About a year ago I was told that I’d simply not read enough, and that was my failing. Whilst I had an eye for the poetic, I didn’t have the weight of the canon on my shoulders.
So I went away and started filling in the gaps. I hid behind a thicket with Ovid and watched Diana bathing naked. I walked through nuclear Winter with Petrucci and went home in an ambulance with Larkin. I smoked pot and put on a few Charlie Parker vinyls with Kerouac, ignoring the yellow fog pressing against the window panes. I went to Ithaca and tried to take part in an archery tournament, then shared a Coke with O’Hara. Every now and then I’d ask one of these guys to look at my portfolio, and every time they’d say “look kid, I like you, I think you’re a nice guy, but I’ll be damned if I need your help with my writing, why should I offer you mine?” I did not know what to say, my mouth had no way.

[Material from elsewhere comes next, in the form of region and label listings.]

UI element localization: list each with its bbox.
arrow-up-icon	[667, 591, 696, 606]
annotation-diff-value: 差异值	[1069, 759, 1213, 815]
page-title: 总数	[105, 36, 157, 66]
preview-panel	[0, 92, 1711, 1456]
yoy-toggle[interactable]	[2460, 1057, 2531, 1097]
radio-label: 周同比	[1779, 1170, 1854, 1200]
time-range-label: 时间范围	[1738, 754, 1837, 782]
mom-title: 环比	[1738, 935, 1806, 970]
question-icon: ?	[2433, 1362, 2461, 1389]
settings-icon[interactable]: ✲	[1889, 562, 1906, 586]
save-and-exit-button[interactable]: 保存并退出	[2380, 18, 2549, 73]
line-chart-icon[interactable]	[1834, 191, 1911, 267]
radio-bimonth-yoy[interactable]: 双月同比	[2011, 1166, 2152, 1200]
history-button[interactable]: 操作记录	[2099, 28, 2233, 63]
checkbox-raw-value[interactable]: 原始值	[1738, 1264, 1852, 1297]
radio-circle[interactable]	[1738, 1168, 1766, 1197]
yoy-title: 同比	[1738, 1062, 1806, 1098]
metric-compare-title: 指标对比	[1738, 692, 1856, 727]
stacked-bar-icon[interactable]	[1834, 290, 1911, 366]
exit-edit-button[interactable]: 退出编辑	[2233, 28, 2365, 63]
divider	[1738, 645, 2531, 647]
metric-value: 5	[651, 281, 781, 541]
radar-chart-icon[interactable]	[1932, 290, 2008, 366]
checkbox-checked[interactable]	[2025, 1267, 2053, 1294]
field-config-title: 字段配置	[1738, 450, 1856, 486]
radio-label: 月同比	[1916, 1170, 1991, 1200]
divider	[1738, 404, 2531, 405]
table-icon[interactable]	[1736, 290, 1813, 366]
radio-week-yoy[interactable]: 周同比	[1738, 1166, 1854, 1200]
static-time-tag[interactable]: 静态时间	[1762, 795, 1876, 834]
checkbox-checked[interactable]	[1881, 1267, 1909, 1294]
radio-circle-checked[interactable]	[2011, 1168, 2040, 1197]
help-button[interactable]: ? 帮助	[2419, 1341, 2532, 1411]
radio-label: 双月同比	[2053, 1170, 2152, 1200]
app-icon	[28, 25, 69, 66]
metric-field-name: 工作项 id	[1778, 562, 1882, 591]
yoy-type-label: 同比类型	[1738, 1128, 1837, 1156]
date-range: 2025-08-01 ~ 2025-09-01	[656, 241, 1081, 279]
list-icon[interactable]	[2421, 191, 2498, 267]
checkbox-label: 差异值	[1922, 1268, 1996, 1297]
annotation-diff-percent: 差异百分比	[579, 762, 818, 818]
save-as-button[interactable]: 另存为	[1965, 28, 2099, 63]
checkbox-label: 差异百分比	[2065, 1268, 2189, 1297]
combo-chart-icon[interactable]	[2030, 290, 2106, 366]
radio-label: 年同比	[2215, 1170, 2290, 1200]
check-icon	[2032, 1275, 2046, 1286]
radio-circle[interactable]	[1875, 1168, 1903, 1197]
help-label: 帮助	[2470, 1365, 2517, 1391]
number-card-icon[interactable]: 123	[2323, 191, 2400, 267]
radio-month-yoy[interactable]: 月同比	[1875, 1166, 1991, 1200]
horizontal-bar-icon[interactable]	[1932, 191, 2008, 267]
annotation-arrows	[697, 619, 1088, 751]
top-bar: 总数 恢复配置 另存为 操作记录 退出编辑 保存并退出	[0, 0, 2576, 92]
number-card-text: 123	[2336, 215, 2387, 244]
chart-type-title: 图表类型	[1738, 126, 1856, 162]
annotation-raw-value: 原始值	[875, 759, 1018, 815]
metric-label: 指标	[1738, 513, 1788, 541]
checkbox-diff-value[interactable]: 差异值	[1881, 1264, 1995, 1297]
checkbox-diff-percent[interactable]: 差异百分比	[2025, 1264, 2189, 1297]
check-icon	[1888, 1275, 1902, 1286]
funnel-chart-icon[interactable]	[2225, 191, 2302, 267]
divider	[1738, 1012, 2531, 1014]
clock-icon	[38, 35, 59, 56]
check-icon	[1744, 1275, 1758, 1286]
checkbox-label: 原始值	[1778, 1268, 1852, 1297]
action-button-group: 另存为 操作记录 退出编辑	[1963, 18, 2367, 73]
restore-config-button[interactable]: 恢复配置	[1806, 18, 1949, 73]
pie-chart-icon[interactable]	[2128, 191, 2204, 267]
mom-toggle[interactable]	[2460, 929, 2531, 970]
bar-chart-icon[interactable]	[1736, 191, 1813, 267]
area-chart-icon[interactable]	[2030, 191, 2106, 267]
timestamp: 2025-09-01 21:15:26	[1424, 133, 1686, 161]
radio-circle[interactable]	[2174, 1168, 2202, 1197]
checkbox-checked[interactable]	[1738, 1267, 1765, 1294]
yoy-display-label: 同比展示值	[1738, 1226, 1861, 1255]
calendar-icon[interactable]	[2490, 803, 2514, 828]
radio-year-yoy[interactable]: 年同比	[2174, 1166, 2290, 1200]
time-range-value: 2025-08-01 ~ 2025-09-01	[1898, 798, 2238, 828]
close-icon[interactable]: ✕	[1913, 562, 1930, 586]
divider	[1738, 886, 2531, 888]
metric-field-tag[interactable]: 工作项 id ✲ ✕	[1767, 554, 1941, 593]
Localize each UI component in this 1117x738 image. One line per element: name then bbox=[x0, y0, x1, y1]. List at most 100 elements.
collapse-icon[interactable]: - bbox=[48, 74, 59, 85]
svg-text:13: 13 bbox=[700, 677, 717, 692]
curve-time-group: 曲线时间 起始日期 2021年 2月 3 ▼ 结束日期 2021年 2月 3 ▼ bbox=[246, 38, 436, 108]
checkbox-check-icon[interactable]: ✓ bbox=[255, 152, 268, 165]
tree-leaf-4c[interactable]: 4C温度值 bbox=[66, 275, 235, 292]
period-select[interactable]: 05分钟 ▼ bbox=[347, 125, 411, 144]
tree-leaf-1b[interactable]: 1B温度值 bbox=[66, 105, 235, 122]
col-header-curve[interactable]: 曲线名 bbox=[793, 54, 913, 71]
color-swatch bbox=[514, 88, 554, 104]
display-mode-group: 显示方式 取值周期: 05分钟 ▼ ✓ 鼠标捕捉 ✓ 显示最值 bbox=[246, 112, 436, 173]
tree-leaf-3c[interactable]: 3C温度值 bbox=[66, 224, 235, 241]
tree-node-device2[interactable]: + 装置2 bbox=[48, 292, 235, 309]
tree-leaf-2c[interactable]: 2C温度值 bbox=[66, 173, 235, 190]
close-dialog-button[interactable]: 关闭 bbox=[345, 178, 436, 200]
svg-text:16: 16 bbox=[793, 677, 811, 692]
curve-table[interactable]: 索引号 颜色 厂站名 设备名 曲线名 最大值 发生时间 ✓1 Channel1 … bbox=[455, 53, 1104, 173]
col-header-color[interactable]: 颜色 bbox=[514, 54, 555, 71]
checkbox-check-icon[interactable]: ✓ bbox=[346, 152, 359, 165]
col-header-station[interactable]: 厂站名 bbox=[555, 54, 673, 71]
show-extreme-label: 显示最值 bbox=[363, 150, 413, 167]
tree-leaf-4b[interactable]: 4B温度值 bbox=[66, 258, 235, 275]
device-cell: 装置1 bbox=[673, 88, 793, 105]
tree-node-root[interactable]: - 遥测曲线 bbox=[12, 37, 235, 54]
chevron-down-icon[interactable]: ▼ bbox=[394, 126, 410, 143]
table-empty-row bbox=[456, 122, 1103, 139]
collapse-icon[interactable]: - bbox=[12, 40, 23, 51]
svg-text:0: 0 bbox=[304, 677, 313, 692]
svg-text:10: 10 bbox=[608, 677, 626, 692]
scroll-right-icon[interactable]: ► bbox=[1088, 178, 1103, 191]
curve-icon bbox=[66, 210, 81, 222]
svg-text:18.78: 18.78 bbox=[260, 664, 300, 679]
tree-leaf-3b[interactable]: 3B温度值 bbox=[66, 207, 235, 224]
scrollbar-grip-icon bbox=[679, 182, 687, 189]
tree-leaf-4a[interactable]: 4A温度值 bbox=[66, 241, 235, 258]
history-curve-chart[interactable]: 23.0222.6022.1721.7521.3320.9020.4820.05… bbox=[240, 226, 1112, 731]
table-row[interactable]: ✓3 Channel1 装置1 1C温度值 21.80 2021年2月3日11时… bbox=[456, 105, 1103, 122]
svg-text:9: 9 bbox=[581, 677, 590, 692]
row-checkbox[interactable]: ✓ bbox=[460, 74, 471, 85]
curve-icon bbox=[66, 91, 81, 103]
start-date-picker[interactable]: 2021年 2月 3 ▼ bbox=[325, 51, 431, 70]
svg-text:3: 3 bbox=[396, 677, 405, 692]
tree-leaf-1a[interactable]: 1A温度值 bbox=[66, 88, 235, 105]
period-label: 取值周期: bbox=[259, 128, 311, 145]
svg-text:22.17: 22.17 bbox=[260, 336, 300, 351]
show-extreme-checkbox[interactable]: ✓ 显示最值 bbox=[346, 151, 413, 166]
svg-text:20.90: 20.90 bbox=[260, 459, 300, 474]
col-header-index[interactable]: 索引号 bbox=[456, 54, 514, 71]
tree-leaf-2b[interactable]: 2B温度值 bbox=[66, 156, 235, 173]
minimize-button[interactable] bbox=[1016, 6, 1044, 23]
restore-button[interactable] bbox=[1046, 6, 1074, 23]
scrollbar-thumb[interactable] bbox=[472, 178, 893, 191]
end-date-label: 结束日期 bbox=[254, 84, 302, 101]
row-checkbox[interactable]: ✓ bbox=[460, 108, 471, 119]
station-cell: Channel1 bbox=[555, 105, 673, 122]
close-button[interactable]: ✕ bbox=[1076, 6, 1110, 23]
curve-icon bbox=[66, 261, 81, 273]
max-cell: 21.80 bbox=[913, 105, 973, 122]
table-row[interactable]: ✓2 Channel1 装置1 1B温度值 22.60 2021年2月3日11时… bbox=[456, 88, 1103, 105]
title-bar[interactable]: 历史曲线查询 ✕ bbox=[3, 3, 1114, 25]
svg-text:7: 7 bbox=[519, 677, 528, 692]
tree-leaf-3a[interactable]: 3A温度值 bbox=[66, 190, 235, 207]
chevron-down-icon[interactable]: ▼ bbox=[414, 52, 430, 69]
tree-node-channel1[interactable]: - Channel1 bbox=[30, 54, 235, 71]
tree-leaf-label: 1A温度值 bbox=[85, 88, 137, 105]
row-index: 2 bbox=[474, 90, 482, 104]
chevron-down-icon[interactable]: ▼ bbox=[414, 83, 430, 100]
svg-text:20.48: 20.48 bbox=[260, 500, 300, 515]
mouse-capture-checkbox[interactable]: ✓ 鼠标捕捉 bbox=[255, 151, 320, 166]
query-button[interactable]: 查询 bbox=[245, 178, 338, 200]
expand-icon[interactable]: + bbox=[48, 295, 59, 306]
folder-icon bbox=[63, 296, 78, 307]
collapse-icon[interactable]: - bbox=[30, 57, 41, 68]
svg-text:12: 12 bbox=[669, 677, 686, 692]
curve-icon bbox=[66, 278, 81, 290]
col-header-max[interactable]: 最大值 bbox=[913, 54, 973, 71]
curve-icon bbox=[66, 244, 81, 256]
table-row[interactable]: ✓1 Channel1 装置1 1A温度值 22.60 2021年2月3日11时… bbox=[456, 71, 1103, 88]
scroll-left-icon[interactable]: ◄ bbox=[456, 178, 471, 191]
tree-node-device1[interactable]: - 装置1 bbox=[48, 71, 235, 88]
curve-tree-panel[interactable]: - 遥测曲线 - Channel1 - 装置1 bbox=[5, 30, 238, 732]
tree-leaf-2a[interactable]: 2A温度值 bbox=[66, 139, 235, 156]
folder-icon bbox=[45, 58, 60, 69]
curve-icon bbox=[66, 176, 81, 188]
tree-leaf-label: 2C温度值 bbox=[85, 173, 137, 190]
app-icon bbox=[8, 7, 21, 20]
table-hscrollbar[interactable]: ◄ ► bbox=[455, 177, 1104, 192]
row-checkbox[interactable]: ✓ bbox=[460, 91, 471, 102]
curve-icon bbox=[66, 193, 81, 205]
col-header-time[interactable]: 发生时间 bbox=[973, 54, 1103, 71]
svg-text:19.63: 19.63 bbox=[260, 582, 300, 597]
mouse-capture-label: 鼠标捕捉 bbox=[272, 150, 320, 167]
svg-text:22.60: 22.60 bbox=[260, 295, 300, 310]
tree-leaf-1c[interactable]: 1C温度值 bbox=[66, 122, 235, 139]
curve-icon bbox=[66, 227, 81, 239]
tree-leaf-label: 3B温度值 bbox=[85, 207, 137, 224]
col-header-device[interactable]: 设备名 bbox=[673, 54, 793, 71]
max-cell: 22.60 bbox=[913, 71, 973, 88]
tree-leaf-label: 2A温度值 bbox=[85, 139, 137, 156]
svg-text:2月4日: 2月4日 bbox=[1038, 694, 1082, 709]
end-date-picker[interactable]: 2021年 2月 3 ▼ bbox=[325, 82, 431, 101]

So I carried on with my journey. I had a weekend mini-break in a penal colony with Kafka. I did a few lines of coke and disappeared somewhere in California with Clay, then went on a detox out in the bush with Les Murray. Me and Luke Kennard went for a coffee with a murderer, then I made my excuses and enjoyed a walk in the park with the Second Earl of Rochester. I found Andrew Motion knocking about Anne Frank’s attic and Don Paterson leant me some bootleg pornography. The tape just had three hours of Shakespeare beating up his wife to win a bet he’d made with his friends. Still, nobody wanted to help me out with my writing.
I had a crawlin’ stinkin’ drink from that lazarushan leather Gunga Din. I sat in Mudsville with Thayer and watched mighty Casey strike out. I arose and went to Innisfree, and I stopped by some woods on a snowy evening and put flowers on the grave of Richard Corey. I stood on vile clay and sang with Dunbar. Me and Rilke stayed up for two weeks straight, writing sonnets. When the job was done we shouted salvation and washed in the blood of the lamb. Then, with a noise like tambourines, the Highwayman came riding in a French cocked hat singing ‘Goddamm! Gas! Gas!’ Then he poked out his tongue and called me ‘nigger’, so I ran down certain half- deserted streets, and in truth I was afraid.
I rode a water-smooth silver stallion with a saddle-back of rock.
It didn’t really become clear for me until I went back to the States and had a beer in a seedy bar with Bukowski. He spoke sense when he said “The problem is, 0513210, that as we work toward a purer, looser, more holy warmth of expression and creation, the critics are going to have to work a little harder to find out whether it's water or piss in the holy grail, and even then they might end up wrong. You know the old comic strip joke about the painting hung upside down or etc., well, there's a lot of practical truth in this. But pure creation will always have its own answer finally, and it will neither be a set of disciplines or undisciplines, it will simply be.”
The guy made a convincing point. So I got us another couple of beers and walked home. On the way I took a piss in Duchamp’s urinal and offered a construction worker $20 to let me look pensively at a pile of bricks he’d left next to an unfinished house. The guy just stared at me and said “boy, you know there’s no money in poetry right?” I said “yeah, but there ain’t no poetry in money either.” Clearly satisfied with my answer the construction worker took my money and went off to buy a second-hand copy of Madame Bovary from Oxfam.
I sat for a few minutes looking at the seemingly randomly scattered bricks before Elizabeth Bishop walked by wearing a newspaper hat. “What are you supposed to be, some kinda Bohemian or something?” she asked. “No Liz, I’m a raconteur and there’s a fucking difference!” I replied.